Roman Republican Coins

A generally art-historical look at some ancient coins

Denarius of (L. Marcius?) Philippus – made-up portraits

Denarius of (L. Marcius?) Philippus, 56 BC. 18.5mm, 3.65g, 4h. Obverse: head of Ancus Marcius r,, wearing diadem, with lituus behind, ANCVS approximately 8-6 o’clock. Reverse: aqueduct, upon which equestrian statue, with rider sitting and facing forward. Horse’s forlegs raised up, and reins curving from his mouth. Underneath, a flower. PHILIPPVS above, AQVA in arches, with MAR ligate. RRC 425/1, BMCRR Rome 3890.

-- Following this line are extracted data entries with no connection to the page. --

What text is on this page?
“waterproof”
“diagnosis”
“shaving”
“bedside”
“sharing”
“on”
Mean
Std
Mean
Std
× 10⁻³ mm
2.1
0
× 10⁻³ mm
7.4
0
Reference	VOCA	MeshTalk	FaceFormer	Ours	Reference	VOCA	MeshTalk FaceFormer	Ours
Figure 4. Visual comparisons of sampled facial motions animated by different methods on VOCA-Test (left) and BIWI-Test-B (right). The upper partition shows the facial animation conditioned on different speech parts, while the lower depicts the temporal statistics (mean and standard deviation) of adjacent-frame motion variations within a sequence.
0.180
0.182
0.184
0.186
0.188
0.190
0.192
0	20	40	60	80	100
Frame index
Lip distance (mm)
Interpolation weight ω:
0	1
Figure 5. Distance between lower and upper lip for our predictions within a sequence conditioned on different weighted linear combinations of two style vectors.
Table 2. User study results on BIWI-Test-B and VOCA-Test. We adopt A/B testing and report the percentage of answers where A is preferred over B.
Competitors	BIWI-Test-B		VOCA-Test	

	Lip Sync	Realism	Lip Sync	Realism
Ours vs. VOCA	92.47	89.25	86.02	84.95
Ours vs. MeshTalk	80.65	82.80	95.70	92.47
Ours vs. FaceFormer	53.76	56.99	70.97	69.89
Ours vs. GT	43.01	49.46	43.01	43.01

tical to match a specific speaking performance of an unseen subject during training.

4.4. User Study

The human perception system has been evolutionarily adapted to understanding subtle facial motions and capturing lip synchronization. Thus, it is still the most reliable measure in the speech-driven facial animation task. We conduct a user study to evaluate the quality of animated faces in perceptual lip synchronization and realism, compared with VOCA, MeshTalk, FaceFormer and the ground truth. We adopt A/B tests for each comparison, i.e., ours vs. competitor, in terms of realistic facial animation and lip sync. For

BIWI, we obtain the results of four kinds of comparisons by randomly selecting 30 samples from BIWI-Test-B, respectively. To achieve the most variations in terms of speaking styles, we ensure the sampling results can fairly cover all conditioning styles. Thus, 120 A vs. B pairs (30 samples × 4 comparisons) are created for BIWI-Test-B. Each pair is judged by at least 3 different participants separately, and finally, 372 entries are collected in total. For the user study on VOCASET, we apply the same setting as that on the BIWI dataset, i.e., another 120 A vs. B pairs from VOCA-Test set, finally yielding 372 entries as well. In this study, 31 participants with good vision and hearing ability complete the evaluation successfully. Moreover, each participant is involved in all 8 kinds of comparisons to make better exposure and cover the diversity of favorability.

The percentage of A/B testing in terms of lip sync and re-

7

In a previous post (here) I talked about a coin which showed a racing horse, slender and lean, and a venerable depiction of Apollo. On this coin we see a horse with entirely different conformation, and a very different portrait. To start with the image on the obverse. The portrait looks individualised, like it was based on a real person. However, the subject of the image is Ancus Marcius, the fourth king of Rome, from whom the family claimed descent (and proved their antiquity, importance, and so on). While Roman families of note kept busts of their ancestors modelled from death-masks, which would make appearances in their grand funerals, whenever a scion of the family died and joined the ranks of the ancestors rather than the living, this portrait cannot be based on one of those. Ancus Marcius lived about six centuries prior to this coin.

The image is therefore a fantasy, perhaps based on familial characteristics, but largely constructed to communicate a message rather than a likeness. What then is this message?

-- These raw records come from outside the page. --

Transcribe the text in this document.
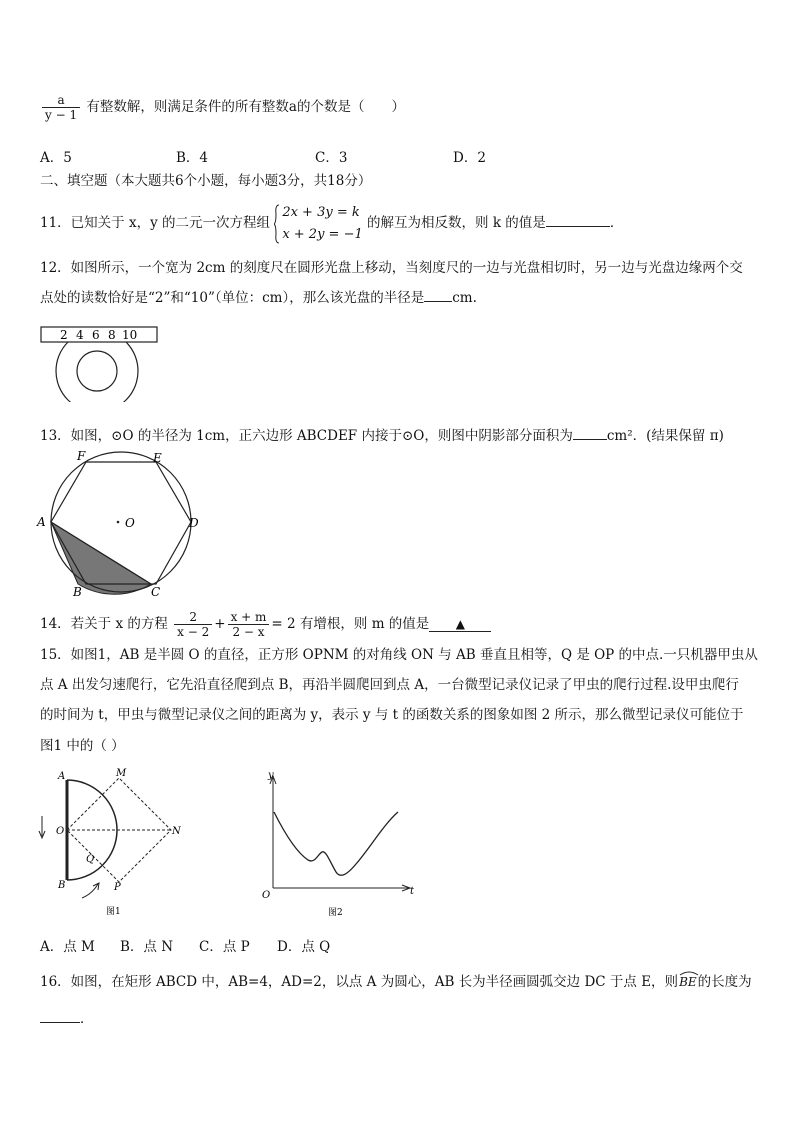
$\frac{a}{y - 1}$ 有整数解，则满足条件的所有整数a的个数是（　　）
A．5	B．4	C．3	D．2
二、填空题（本大题共6个小题，每小题3分，共18分）
11．已知关于 x，y 的二元一次方程组
2x + 3y = k
x + 2y = −1
的解互为相反数，则 k 的值是	．
12．如图所示，一个宽为 2cm 的刻度尺在圆形光盘上移动，当刻度尺的一边与光盘相切时，另一边与光盘边缘两个交
点处的读数恰好是“2”和“10”（单位：cm），那么该光盘的半径是 cm.
2 4 6 8 10
13．如图，⊙O 的半径为 1cm，正六边形 ABCDEF 内接于⊙O，则图中阴影部分面积为	cm²．(结果保留 π)
O
F	E
A	D
B	C
14．若关于 x 的方程 $\frac{2}{x - 2} + \frac{x + m}{2 - x} = 2$ 有增根，则 m 的值是 ▲
15．如图1，AB 是半圆 O 的直径，正方形 OPNM 的对角线 ON 与 AB 垂直且相等，Q 是 OP 的中点.一只机器甲虫从
点 A 出发匀速爬行，它先沿直径爬到点 B，再沿半圆爬回到点 A，一台微型记录仪记录了甲虫的爬行过程.设甲虫爬行
的时间为 t，甲虫与微型记录仪之间的距离为 y，表示 y 与 t 的函数关系的图象如图 2 所示，那么微型记录仪可能位于
图1 中的（ ）
A	M
O	N
Q
B	P
图1
y
t
O
图2
A．点 M B．点 N C．点 P D．点 Q
16．如图，在矩形 ABCD 中，AB=4，AD=2，以点 A 为圆心，AB 长为半径画圆弧交边 DC 于点 E，则
BE的长度为
．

Republican portraiture could utilise different idioms, different “styles” according to the message they wanted to convey. At the time of this coin, one of the popular idioms was so-called verism.

The term is etymologically slightly misleading, as it seems to imply “life-like” or, worse, “realistic”. (How can a depiction be realistic when it is on a fifteen millimetre high, all but flat silver disc? How even can a photograph be realistic? No one is two dimensional and made of coloured inks). Instead, verism, and veristic portraiture is characterised by a desire to exaggerate and emphasise indications of age, favouring wrinkes, creases, and in extreme cases the toothless gurns of decrepit statesmen. But the implication is that the subject of such portraits should be respected because they are aged, experienced, and have gathered wisdom over their years of service. In a culture which venerated the mos majorum, the custom of the ancestors, such depictions make sense. Our coin, designed as it is to communicate the respectability of the family, goes for precisely this visual idiom.

The pronounced naso-labial folds, the sunken cheeks, the prominent Adam’s apple all suggest a man of some years. The portrait below right is of a Republican man from close to the time of our coin, and the shared facial structure is clear. But, now we have noticed the face, what are we to make of that tousled mass of hair? That hardly communicates age. It is, in fact, quite out of step with signs of age. This is the hair of an active, powerful figure. It is not the hair of a veristic portrait, where we usually see balding remnants or a bare, wrinkled, tortoise-like dome.

The answer is that the hair is speaking a different dialect to the face. Such assemblages of differing idioms are not unusual for the Romans – depictions of generals with old-men’s heads and the rippling, muscled bodies of youthful Adonises are not unusual, even if they are jarring for us, because we do not speak the same visual languages as the Romans. While the face communicates the morals of the ancestors and a venerable family, the hair explains the royal connection. It is the hair of a Hellenistic king, complete also with a royal Hellenistic diadem, in the typical shorthand which stems from Alexander the Great.

The coin below shows the same foaming mass of hair bound in a diadem; the Roman artist therefore, in constructing the imaginary portrait of Ancus Marcius, has developed an image which answers to two needs; it communicates the royalty of the figure (and, as the Romans had not had kings for a considerable time, it was necessary to use the more familiar royal look of the Hellenistic kings), but also his venerability in the domestic Roman idiom. It is a very clever image.

Left: A coin of the Hellenistic king Antiochus IV Epiphanes, showing the Hellenistic tousled hair and diadem of royalty. Image courtesy Classical Numismatic Group, Inc. http://www.cngcoins.com as licensed.
Right: A portrait of a Republican Roman aristocrat, c. 60 BC, currently in the Munich Glyptothek. Inv. no. 320.

The horse and rider on the reverse are part of an equestrian statue. In a later post I may write more about this, but it is worth observing here how the form of this horse is entirely different to that on the denarius of L. Calpurnius Piso (here). Where his horse was bred for speed, and has a stretched-out body with a slender neck, this horse has a thick, thick neck and is in a posture of collection; the rider is upright and erect, rather than angled sharply forward. The effect is one of a dignified military air, rather than frenetic motion.